The gym door creaked open and Dotty felt Wilhelm’s arm tighten as he turned his head to look.
“What-” Frank started, and then went silent. There was a strange sound, like someone stepping on Rice Krispies. Wilhelm let out a high-pitched screech.
Dotty dropped all of her weight and jabbed the tactical pen as hard as she could into that fat arm squeezing her throat. Wilhelm screeched again. The arm disappeared and she fell to the floor.
A gunshot rang out and a heavy weight landed on her, pinning her down. More gunshots fired as she scrabbled to crawl out from under whatever was on top of her. Her ears were ringing. Shadows raced in front of her and she blinked hard to clear her vision.
The weight rolled off and hands grabbed her shoulders. Someone lifted her up, and she struck out blindly with the pen. She felt it hit something and shoved hard against it, trying to drive it in.
“That really hurts, Miss Dotty,” Marco’s voice said, but the sound was compressed and far away. “Could you please stop?”
She opened her eyes to find the young man holding her up, her pen sticking into his arm.
“Give her to me,” Bill said, suddenly beside her. “Give her to me.”
Marco let go and then Bill’s arms were wrapped around her, and he squeezed her so tight she couldn’t breathe.
“I didn’t see Cathy,” Preacher said from her other side.
“Cathy ran,”
Dotty said. She turned her head to look, and gasped. Blood ran down his arm in a sheet, coming from a multitude of shallow wounds in his big bicep. His other hand held a gun.
“Preacher, you’re hurt,” she said, pushing away from Bill. Even her own voice sounded funny and muffled.
“I’ve had worse,” Preacher said. He turned slightly to move his arm out of her sight.
“Hazards of breaching double doors,” Marco said. “By the time you’re through the second set, the guys inside are awake and shooting. I wanted to use the pipe bombs, but the Sheriff wouldn’t allow it.”
“We had to give them a chance,” Bill said. “There was a possibility they wouldn’t follow orders.”
“Never count on that,” Marco said.
Dotty frowned at the distracting chatter. “Preacher, you’ve been shot. Let me look,” she said. She tried to step around the big man to grab his hand, only to have Bill grab hers.

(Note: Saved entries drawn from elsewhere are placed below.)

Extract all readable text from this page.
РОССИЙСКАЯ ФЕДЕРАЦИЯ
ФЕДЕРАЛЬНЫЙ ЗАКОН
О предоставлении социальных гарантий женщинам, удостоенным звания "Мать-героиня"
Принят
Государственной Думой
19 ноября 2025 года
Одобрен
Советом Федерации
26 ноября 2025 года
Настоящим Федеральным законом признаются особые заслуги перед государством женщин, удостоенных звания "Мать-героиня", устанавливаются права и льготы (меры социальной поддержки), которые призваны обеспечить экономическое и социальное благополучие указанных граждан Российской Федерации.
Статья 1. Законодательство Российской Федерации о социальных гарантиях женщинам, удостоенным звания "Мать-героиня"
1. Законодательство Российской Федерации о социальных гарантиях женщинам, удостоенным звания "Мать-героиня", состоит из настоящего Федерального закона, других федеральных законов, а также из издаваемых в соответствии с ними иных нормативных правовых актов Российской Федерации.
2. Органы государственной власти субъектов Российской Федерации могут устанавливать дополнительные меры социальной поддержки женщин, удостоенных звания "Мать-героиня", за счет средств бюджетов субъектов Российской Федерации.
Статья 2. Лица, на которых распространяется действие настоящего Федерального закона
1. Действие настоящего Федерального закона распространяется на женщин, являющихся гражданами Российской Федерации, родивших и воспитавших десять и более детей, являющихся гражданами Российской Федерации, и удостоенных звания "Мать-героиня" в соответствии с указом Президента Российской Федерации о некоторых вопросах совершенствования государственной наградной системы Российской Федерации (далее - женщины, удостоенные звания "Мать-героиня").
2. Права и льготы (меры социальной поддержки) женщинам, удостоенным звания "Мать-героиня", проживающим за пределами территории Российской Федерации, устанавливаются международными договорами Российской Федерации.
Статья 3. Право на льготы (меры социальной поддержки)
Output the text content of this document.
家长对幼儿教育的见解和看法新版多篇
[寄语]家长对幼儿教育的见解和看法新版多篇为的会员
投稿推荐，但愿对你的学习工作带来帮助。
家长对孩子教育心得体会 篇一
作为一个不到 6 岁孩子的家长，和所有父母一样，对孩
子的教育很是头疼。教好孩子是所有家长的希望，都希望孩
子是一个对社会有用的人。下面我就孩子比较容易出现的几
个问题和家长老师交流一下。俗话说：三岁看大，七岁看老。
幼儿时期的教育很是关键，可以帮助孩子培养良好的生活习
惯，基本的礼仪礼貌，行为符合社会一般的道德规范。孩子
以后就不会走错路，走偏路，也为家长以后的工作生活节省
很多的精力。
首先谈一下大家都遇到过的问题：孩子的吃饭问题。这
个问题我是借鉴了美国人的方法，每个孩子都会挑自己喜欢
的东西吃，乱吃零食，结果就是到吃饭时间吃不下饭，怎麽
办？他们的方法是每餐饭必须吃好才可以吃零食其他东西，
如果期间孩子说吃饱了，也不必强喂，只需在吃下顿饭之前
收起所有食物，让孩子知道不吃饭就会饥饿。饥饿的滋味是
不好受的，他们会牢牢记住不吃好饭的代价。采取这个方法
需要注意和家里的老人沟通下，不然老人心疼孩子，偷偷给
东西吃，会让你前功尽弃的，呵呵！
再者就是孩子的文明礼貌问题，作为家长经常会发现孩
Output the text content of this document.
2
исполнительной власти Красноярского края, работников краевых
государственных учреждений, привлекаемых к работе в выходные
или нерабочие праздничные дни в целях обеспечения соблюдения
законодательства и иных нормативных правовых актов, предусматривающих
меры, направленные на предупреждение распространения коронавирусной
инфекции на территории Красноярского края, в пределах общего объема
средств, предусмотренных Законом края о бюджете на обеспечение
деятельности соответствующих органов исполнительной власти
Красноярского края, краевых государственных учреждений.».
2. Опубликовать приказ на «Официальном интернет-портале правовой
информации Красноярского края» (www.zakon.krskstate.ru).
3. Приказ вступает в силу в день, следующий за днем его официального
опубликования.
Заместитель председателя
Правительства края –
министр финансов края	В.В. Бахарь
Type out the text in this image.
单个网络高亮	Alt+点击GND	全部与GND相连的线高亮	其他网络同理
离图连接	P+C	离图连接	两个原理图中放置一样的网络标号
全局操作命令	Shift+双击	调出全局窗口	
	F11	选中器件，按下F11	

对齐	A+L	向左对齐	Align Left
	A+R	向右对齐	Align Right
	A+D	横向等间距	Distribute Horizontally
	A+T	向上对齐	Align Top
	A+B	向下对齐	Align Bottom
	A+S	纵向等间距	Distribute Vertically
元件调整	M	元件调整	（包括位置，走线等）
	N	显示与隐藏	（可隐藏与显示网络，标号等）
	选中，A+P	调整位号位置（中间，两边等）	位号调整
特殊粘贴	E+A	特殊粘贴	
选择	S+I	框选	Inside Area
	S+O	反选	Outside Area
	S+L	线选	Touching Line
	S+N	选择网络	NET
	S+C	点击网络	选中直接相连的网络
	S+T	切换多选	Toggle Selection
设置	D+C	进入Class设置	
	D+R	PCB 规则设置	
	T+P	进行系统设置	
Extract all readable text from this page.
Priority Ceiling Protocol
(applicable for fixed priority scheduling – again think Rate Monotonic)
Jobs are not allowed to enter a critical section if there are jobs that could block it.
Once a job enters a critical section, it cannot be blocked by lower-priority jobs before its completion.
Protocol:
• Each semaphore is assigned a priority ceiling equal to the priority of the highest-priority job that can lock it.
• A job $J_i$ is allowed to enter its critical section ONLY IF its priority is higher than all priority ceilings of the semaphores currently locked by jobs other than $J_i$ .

“No, Dotty you don’t need to see-” Bill said, but it was too late. Her foot hit something and drew her attention down. She pulled in a sharp breath.
Frank lay crumpled in the doorway, like a rag doll that had been dropped by a careless owner. His head was turned and drooping at an unnatural angle. His mouth hung slack, and vacant eyes stared past her. A large, bloody handprint wrapped around the bottom of his face.
Dotty looked at Preacher’s bloody hand, then met his eyes, hard and glinting over his still-bruised cheekbone.
He gave a little nod to her unasked question. “I warned him. He didn’t listen.”
“And Cindy?” she asked.
Preacher gestured into the room past Frank with the end of his pistol. “Had to,” he said, his voice laced with disgust. “She was firing at us.”
Wilhelm lay across the hall, a large hole in his forehead barely trickling blood. His face was frozen in an expression of shock.
She swallowed down bile and took a deep breath.
Bill turned her around. “What you did was perfect, Dotty. It was so brave. You gave me the opening I needed.”
“Opening? What opening?”
“I couldn’t get a clear shot until you made him let go of you,” Bill said. “Right up to that second I thought we weren’t going to be able to save you.”